So many times since learning the handful of technical skills I have, I’ve wished that I had been a little more double-plus-extra in my skills, capabilities, knowledge, and focus, so that I could’ve crafted some of the great creativity software that people rely on. I see these packages that people have put together and I’m dumbfounded with how they did it, and crestfallen that it wasn’t me.
Like, for instance, someone made a thing that can convert video into a stream of commands to control LED strings so one can display video in realtime on a self-assembled video wall. Others have written packages to control robots so they move organically like living things. And there are people who’ve created packages that generate solid models of objects from photographs, which you can send to 3D printers.
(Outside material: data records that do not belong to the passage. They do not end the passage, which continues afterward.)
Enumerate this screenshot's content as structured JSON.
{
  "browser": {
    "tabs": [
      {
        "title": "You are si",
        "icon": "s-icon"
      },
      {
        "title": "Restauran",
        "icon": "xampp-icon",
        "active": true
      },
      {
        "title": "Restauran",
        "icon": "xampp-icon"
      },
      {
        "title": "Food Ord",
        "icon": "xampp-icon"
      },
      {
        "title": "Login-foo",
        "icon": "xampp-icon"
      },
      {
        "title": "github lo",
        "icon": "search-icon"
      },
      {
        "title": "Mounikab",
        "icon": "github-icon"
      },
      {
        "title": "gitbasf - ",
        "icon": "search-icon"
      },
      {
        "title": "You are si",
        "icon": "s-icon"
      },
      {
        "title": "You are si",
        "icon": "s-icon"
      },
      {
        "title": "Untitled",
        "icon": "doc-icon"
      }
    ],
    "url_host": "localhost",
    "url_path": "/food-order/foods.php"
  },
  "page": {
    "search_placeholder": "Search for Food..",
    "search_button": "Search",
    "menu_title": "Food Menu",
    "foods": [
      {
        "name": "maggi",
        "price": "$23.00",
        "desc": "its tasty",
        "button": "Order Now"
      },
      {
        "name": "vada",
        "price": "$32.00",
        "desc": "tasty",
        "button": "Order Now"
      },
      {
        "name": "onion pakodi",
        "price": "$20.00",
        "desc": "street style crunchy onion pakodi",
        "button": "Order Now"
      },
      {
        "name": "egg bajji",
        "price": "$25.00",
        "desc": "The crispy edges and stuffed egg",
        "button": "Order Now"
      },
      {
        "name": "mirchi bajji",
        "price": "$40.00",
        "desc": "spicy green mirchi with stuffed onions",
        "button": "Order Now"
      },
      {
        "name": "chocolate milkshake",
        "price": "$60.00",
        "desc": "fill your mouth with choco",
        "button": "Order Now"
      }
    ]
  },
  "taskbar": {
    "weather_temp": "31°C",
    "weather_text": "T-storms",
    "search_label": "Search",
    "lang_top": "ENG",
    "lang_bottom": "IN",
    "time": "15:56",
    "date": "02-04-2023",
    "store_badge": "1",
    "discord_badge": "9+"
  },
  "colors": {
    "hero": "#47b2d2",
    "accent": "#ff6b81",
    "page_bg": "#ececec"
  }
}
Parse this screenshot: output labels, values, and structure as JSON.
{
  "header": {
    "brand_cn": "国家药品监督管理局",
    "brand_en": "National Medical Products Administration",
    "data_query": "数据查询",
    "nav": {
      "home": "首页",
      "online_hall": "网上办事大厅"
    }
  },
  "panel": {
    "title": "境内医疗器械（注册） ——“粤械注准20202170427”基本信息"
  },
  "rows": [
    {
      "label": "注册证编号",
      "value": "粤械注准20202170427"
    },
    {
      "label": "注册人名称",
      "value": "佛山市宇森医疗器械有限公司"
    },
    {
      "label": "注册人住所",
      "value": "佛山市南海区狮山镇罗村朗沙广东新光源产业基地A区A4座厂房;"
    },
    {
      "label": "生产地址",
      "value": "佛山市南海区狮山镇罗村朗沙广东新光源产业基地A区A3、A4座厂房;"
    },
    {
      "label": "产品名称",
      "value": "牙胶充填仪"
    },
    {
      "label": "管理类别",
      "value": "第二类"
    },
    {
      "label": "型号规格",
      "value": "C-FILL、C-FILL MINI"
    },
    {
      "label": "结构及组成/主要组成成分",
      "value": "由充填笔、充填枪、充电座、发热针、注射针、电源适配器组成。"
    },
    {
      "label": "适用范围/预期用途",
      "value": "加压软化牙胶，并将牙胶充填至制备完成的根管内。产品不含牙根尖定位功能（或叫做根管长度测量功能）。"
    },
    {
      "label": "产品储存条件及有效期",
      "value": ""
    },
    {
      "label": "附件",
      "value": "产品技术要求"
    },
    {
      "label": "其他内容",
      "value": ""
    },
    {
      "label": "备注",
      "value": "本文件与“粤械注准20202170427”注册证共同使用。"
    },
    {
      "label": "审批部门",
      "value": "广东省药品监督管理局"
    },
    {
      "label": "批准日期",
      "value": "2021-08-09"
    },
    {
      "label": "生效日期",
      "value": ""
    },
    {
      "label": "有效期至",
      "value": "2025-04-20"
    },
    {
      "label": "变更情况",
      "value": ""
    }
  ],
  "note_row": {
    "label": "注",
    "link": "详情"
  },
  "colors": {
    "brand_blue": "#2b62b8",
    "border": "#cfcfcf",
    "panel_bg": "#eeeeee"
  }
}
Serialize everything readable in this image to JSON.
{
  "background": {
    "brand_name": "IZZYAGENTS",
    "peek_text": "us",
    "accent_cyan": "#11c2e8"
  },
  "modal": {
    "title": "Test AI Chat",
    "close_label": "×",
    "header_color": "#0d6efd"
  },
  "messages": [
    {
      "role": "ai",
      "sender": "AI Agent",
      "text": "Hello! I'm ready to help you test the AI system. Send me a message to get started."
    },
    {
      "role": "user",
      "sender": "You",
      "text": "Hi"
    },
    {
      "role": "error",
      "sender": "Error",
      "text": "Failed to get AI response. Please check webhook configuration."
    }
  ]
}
I mean, these are great tools, but if I had just been totally dedicated to the cause of enabling and supporting others’ artistic expressions, I could’ve been The Guy Who Made Those.
But instead, now I only make glue.
I guess my fault is that I didn’t push myself into learning the fundamentals of programming in real languages, picking up the nuts-and-bolts of project planning, doing research and searching for components and libraries others have put out there to be assembled together like blocks. I didn’t find my communities. In fact, I eschewed (and still eschew) so many forums and online groups, preferring to do my magic in seclusion. I’ve had this fantasy of toiling away in darkness and solitude in order to build and to perfect my wonderful new widget creation, and then release it with “BAM Ta-Da! Here it is, world!”, hoping for a million accolades from people who want to know who this Wunderkinder is and where he came from.
That’s one helluva bullshit fantasy, and it’s unrealistic.
So don’t do that. Find the people who are doing interesting things and join them; you will learn as you catch up, but eventually you’ll contribute and become That Guy That Did a Thing.